Mitch me miró, con su mano acariciando lentamente su pene enfundado, y preguntó con los ojos: ¿está bien? Asentí con la cabeza y acerqué mis manos a él, una tirando de su hombro y la otra de su pecho. Su duro pezón hizo cosquillas en la palma de mi mano.

—Mitch…— Dije, sin aliento, con los ojos medio cerrados. Se inclinó hacia delante y la cabeza de su pene se introdujo entre los labios de mi coño. Mi cabeza cayó hacia atrás.

—Se siente tan bien, oh Dios, se siente tan bien—, gemí.

El grosor de su pene se hizo evidente de inmediato cuando la introdujo, estirándome un poco más de lo que estaba acostumbrada.

Los tres miramos el punto de entrada. Después de un momento, mi marido bajó la mano y las yemas de sus dedos conectaron con mi clítoris, e inició un lento círculo rítmico mientras Mitch se deslizaba más y más profundamente dentro de mí.
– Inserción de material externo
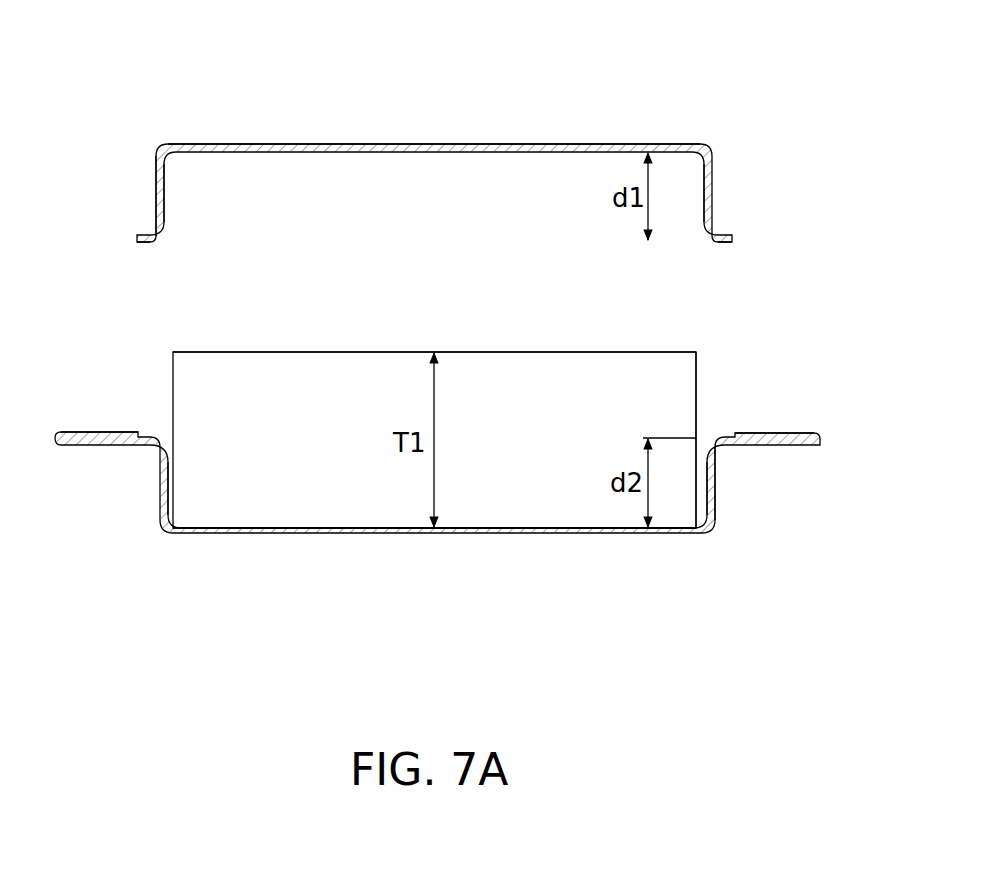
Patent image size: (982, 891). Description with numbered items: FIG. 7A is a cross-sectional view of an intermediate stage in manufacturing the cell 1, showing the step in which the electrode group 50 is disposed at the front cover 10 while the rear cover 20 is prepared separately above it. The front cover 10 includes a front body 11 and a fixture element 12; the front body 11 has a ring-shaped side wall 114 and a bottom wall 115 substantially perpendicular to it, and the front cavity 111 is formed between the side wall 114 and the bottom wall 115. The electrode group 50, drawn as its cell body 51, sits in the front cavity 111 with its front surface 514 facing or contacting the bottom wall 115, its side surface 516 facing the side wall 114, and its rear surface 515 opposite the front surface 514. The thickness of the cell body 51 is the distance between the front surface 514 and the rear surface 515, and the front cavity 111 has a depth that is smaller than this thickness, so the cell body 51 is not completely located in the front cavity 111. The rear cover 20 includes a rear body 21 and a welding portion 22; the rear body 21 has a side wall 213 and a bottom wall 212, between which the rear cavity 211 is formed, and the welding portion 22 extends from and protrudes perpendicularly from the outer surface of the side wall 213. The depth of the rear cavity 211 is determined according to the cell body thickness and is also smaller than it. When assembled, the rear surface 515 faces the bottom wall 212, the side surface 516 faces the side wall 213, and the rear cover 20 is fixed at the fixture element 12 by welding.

The cell 1 is at (818, 43).
The front cover 10 is at (437, 536).
The front body 11 is at (186, 537).
The fixture element 12 is at (124, 446).
The front cavity 111 is at (326, 457).
The side wall 114 is at (713, 480).
The bottom wall 115 is at (340, 534).
The rear cover 20 is at (421, 142).
The rear body 21 is at (673, 141).
The welding portion 22 is at (724, 230).
The rear cavity 211 is at (458, 213).
The bottom wall 212 is at (236, 142).
The side wall 213 is at (157, 190).
The electrode group 50 is at (484, 442).
The cell body 51 is at (638, 322).
The front surface 514 is at (522, 538).
The rear surface 515 is at (520, 350).
The side surface 516 is at (697, 395).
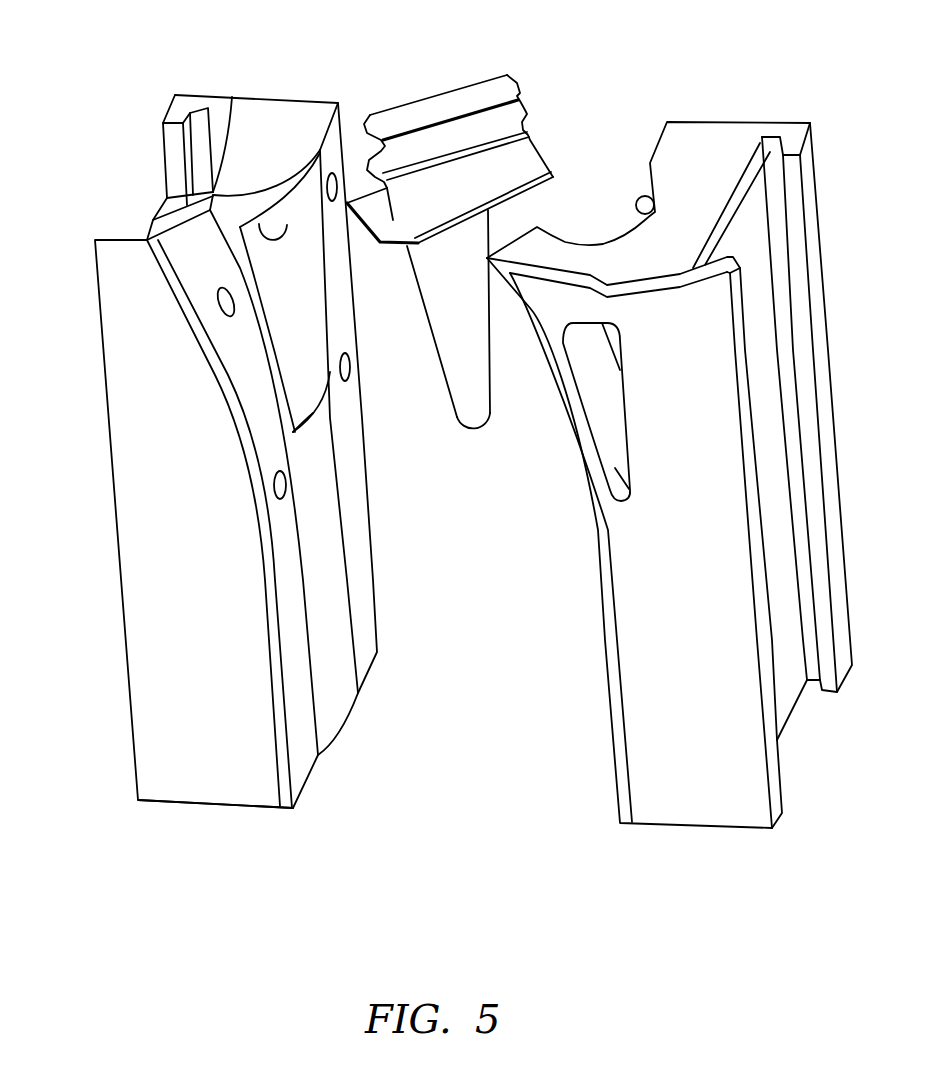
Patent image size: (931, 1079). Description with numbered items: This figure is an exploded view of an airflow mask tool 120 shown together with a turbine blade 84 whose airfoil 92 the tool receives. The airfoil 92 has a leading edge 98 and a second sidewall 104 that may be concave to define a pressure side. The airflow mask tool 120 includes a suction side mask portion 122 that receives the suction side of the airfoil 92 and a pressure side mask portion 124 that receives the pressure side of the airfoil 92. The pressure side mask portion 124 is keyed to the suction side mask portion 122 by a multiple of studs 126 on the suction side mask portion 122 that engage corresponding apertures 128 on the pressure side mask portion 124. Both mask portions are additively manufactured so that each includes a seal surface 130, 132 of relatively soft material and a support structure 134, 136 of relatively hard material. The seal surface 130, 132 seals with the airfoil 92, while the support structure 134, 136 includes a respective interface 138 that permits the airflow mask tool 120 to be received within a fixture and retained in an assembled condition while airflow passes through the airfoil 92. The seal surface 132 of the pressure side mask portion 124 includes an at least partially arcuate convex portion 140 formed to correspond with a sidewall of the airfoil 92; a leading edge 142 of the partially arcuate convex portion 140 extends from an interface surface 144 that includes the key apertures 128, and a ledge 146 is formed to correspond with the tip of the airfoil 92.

The blade 84 is at (581, 71).
The airfoil 92 is at (473, 420).
The leading edge 98 is at (415, 298).
The second sidewall 104 is at (477, 378).
The airflow mask tool 120 is at (96, 603).
The suction side mask portion 122 is at (670, 850).
The pressure side mask portion 124 is at (217, 830).
The studs 126 is at (636, 205).
The apertures 128 is at (341, 180).
The seal surface 130 is at (623, 768).
The seal surface 132 is at (338, 710).
The support structure 134 is at (757, 800).
The support structure 136 is at (157, 792).
The interface 138 is at (160, 170).
The partially arcuate convex portion 140 is at (310, 333).
The leading edge 142 is at (288, 225).
The interface surface 144 is at (250, 357).
The ledge 146 is at (313, 413).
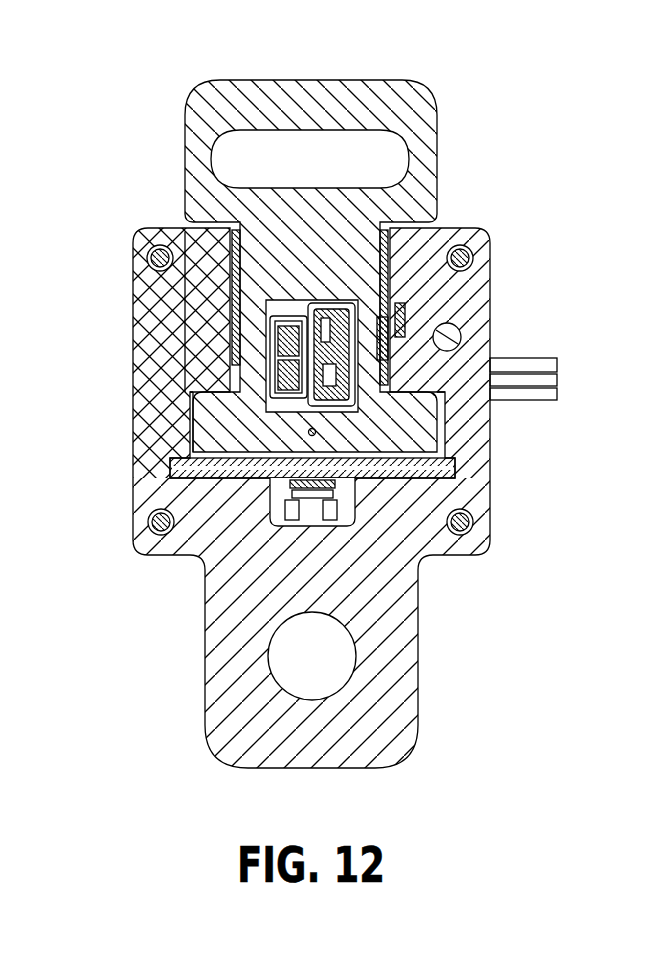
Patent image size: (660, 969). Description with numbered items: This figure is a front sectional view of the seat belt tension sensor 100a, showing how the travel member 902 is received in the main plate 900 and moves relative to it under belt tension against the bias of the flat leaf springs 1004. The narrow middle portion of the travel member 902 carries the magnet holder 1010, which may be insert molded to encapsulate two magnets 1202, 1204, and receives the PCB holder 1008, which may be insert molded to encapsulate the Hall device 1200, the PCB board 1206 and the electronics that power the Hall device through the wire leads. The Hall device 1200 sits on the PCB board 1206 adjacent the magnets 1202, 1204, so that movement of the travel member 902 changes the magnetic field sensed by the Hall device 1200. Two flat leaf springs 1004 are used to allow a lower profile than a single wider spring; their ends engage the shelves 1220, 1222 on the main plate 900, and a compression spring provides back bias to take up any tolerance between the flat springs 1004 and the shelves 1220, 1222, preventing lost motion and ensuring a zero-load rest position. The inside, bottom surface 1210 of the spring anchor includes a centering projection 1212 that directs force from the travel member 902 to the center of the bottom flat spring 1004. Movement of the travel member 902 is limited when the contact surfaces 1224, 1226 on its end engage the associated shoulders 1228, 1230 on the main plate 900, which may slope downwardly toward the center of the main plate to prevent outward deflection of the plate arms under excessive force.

The main plate 900 is at (412, 742).
The travel member 902 is at (238, 85).
The seat belt tension sensor 100a is at (430, 91).
The magnet 1202 is at (298, 305).
The magnet holder 1010 is at (283, 340).
The PCB holder 1008 is at (340, 320).
The magnet 1204 is at (268, 320).
The Hall device 1200 is at (410, 252).
The shoulder 1230 is at (418, 385).
The contact surface 1224 is at (235, 385).
The contact surface 1226 is at (462, 352).
The shoulder 1228 is at (200, 400).
The shelf 1222 is at (455, 462).
The shelf 1220 is at (187, 393).
The flat leaf springs 1004 is at (204, 474).
The PCB board 1206 is at (372, 440).
The inside bottom surface 1210 is at (272, 522).
The centering projection 1212 is at (290, 540).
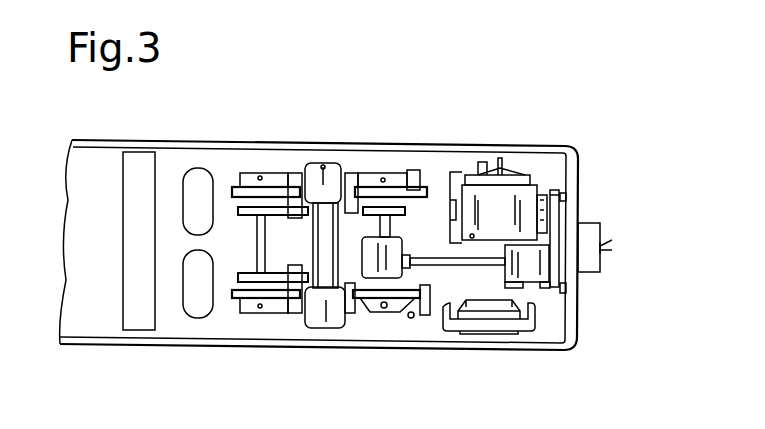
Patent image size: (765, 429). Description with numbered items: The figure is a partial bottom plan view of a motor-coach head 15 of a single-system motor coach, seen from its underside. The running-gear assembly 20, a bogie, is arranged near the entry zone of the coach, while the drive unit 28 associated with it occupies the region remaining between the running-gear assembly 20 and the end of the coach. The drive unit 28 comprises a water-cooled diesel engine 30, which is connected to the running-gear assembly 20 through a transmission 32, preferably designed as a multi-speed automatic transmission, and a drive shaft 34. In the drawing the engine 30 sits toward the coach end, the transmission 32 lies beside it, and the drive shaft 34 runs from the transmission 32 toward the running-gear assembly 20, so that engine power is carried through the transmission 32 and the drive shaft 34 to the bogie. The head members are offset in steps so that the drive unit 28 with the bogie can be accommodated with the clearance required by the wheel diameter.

The motor-coach head 15 is at (437, 134).
The running-gear assembly 20 is at (343, 162).
The water-cooled diesel engine 30 is at (513, 172).
The drive unit 28 is at (555, 184).
The transmission 32 is at (543, 277).
The drive shaft 34 is at (447, 267).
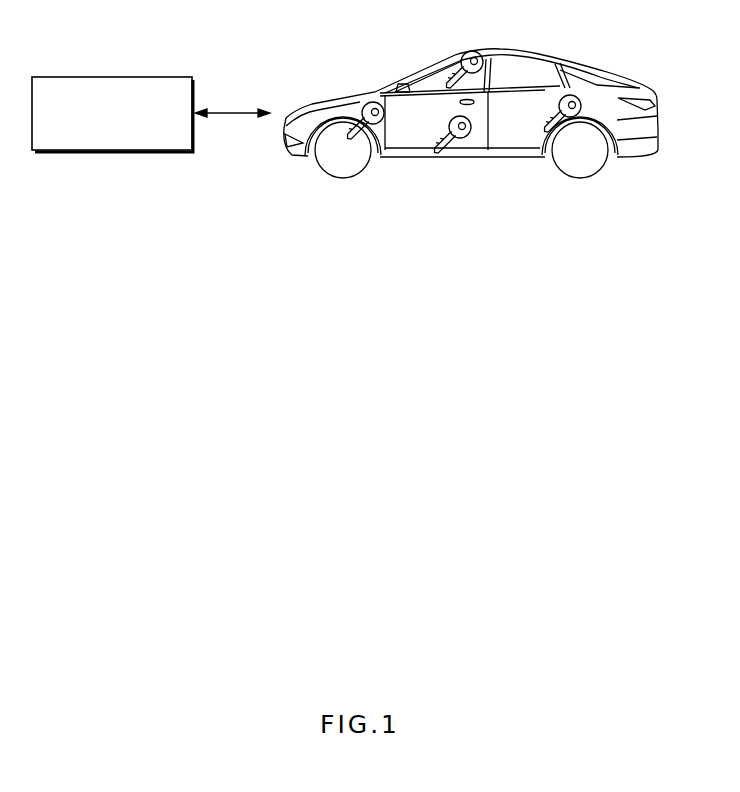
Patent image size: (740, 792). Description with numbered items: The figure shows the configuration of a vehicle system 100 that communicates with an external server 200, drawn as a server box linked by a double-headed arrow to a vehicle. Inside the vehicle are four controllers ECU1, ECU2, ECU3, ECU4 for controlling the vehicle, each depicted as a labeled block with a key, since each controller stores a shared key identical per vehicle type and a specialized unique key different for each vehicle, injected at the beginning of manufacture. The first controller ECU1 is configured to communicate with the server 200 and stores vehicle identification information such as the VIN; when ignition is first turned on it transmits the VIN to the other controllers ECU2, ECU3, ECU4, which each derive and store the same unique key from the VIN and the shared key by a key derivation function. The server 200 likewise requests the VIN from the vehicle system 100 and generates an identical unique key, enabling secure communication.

The vehicle system 100 is at (471, 93).
The external server 200 is at (111, 75).
The first controller ECU1 is at (346, 114).
The second controller ECU2 is at (445, 61).
The third controller ECU3 is at (434, 127).
The fourth controller ECU4 is at (544, 105).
Mi marido se inclinó hacia mi oído, con su voz ronca y profunda. —Joder, nena. Estás tan jodidamente caliente ahora mismo, oh Dios mío—, dijo. Sus palabras me devolvieron a la realidad y me acerqué para coger su dura pene con la mano. La acaricié hacia arriba y hacia abajo con un agarre suelto mientras Mitch comenzaba un lento y constante movimiento de caricias propias, entrando y saliendo de mi húmedo coño.

—Quiero tu pene en mi boca—, le dije apresuradamente a mi marido.

Él no dudó: se puso de rodillas en el sofá junto a mí. Inclinándome hacia atrás con mis caderas en el borde del sofá, su posición arrodillada lo puso a la altura perfecta sobre mí. Su cálida y dura longitud se deslizó sobre mis labios, y mi lengua recorrió la cabeza de su pene.

Ambos me penetraban a una velocidad casi idéntica: Mitch me follaba el coño mientras mi marido lo hacía en mi boca. La sensación era increíble, pero la idea era aún mejor. Sentía que mi cerebro iba a explotar antes que mi coño. Como si un orgasmo mental estuviera a punto de producirse antes de que mi cuerpo llegara a cualquier tipo de clímax físico.

Mitch me agarró de las caderas, haciendo palanca. Al mismo tiempo, la mano de mi marido rodeó la parte posterior de mi cabeza. Con la boca llena, no pude hacer más que gemir. Pero en mi cabeza, oí un flujo constante de maldiciones no pronunciadas.

Me di cuenta, por sus movimientos, de que ambos se estaban acercando, y bajé la mano para frotar las yemas de los dedos sobre mi clítoris. Cuando Mitch empezó a golpear con más fuerza, sentí que me acercaba al borde de una liberación masiva.

El impacto de mi estremecedor orgasmo golpeó a ambos de la misma manera. En una rápida sucesión, Mitch gruñó que iba a correrse y se enterró profundamente dentro de mí; mi marido, jadeando, se retiró de mi boca y se acarició hasta correrse sobre mi pecho desnudo.

Otra novedad: nunca lo había hecho. Claramente, estábamos creando nuevas reglas. Verle hacerlo me hizo sentir que me iba a correr de nuevo, y me sorprendió el redoblamiento de mi deseo.

Quería a los dos. Otra vez. Ahora mismo. Respirábamos con fuerza, temblando. Mitch se balanceaba mientras se retiraba lentamente de mí. —Oh, Dios mío—, dije.

—Eso fue…

—Sí—, dijo mi marido, con sorpresa en su voz.

—Mierda—. Mitch se recostó sobre sus talones y me sonrió.

—Ha sido genial—, dijo, y lanzo una breve carcajada. Su risa alivió el momento, y me llevé las manos a la cara, entre divertida, feliz y un poco tímida: las piernas abiertas, el coño todavía dolorido.

— ¿Otra vez?— dije, sonriendo.

—Sí, definitivamente—, respondió Mitch. —En… cinco minutos—.

—Creo que necesito diez. Al menos—, dijo mi marido.

—Está bien, si tengo que esperar—, dije, sonriendo.

—Entonces, ¿qué les parece la… doble penetración?—. Las cejas de mi marido se dispararon, y Mitch sonrió.

—Me parece un buen plan—, dijo. De uno en uno, ambos se inclinaron hacia delante. Mientras se turnaban para besarme, yo ya contaba los segundos para el segundo asalto.